Vernon, Florida (1981)


Being a documentary filmmaker can be the most exhilarating, fascinating career in the movies – but it also comes with tremendous responsibility. Unlike narrative filmmakers, documentarians have a responsibility to reflect real life – reality needs to be told through the lens of their camera, and the world they portray needs to be truthful. Whether they take the form of big-budget theatrical documentaries, or simply true-crime documentaries on television, a documentary is supposed to tell the truth and be a reflection on the world as it is.

Documentaries also tend to take on grandiose subject matter, important people and events that defined our world and are almost historic in context.
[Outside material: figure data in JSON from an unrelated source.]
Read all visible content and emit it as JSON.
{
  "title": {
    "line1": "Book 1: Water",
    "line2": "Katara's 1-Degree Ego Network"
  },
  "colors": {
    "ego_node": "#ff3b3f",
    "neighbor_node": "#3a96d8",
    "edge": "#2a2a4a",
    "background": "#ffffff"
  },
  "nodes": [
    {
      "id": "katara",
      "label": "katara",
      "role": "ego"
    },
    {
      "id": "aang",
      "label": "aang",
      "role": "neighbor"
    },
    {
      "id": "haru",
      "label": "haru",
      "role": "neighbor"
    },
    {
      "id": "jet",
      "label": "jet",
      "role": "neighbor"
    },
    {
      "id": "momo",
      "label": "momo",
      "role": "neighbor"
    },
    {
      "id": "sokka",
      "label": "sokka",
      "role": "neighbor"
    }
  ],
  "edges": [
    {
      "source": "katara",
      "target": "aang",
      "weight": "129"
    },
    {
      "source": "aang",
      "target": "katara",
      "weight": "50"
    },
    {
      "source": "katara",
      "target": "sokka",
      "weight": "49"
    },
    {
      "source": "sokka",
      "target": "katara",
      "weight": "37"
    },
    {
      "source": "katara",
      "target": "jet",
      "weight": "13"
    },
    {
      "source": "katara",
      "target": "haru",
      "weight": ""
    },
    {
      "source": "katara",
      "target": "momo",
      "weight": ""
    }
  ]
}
However, what happens when someone decides to just make a documentary about normal people? Further than that, what happens when someone makes their career almost exclusively out of showing the lives of normal people, or unconventional representations of the lives of extraordinary people? Just ask Errol Morris, who in the span of his multi-decade cinematic career, has made some of the most bizarre and wonderfully irreverent documentary films. Some of them may be a lot more important in terms of subject matter, but many of his better documentaries are meditations on the everyday life. Perhaps my favorite of his earlier films is Vernon, Florida, one of the most delightfully odd but wonderfully entertaining documentary films ever made.

Vernon, Florida is about the titular small town.  It isn’t a particularly special town, and there is nothing noteworthy about it. It just appears to be like any small community in America, operating on family values and trying to just exist in peace and harmony. However, Errol Morris has always had a preoccupation with showing reality, and he manages to find the most interesting and extraordinary people hiding in the most obscure places. Vernon, Florida is about nothing other than a small handful of the residents of the town, with the entire film being shifting discussions with a few of the residents as they talk about…anything, really.

Vernon, Florida is a film for anyone who wants to see people talk about completely random ideas and tell the most pointless stories. There is a man that talks about selling possums. There is a married couple that believes entire towns can be engulfed by desert sand. There is a preacher who spends several minutes discussing the word “therefore” and how it relates to the modern Christian (spoiler alert: it doesn’t, as hard as he may try). Perhaps the narrative from the turkey hunter is among the most captivating pieces of cinema ever. None of these subjects are given names – the film jumps from testimony to testimony, showing that these are just regular people on the surface, but actually also wonderfully eccentric individuals who make for riveting cinema. Morris’ decision to make a film about “normal” people is really something quite extraordinary,

Despite the simplistic concept and basic execution, Vernon, Florida is one of the most experimental and innovative documentaries for the pure reason that it is a film about nothing. There is absolutely no point to this film. There is no narrative thread connecting these people together, other than the fact that they live in the same town. When we consider nearly every documentary film has some important message, the fact that this film really just has absolutely no point towards it is absolutely incredible, because it is defiant of the concept of filmmaking. Morris has never been one to follow the rules, and rather constructs films about what fascinates him – and while the idea of watching a half dozen pensioners ramble on about absolute nonsense may seem awful for many, I found it to be thoroughly entertaining and fascinating beyond compare.

Vernon, Florida, like much of Morris’ work, is a non-interfering documentary. Morris simply allows his subjects to talk for themselves. There is no intervention from the filmmakers, and all commentary or context is completely left out. This liberates the film from any kind of cinematic manipulation – it is plain, honest and frank, a pure depiction of life in this small town. Documentaries can often be manipulative and over-emotional or force the audience to feel something. Vernon, Florida is the exact opposite – it allows the subjects themselves complete control over this film, and they direct the narrative themselves through their stories and testimonies. If that doesn’t represent liberating cinema, then I am not entirely sure what does.

There really isn’t much else to say about Vernon, Florida. It is quite a short documentary, but it has a lot to say. It may not be the most exciting on the surface, but it certainly has a huge heart under the surface. These people are strangely endearing – ordinary, but wonderfully eccentric and they prove to be more entertaining that many professional actors. Vernon, Florida may not be for everyone – but for anyone who wants something truly different, then Vernon, Florida is the film for you. Errol Morris is a sheer genius, and Vernon, Florida is just another example of that fact.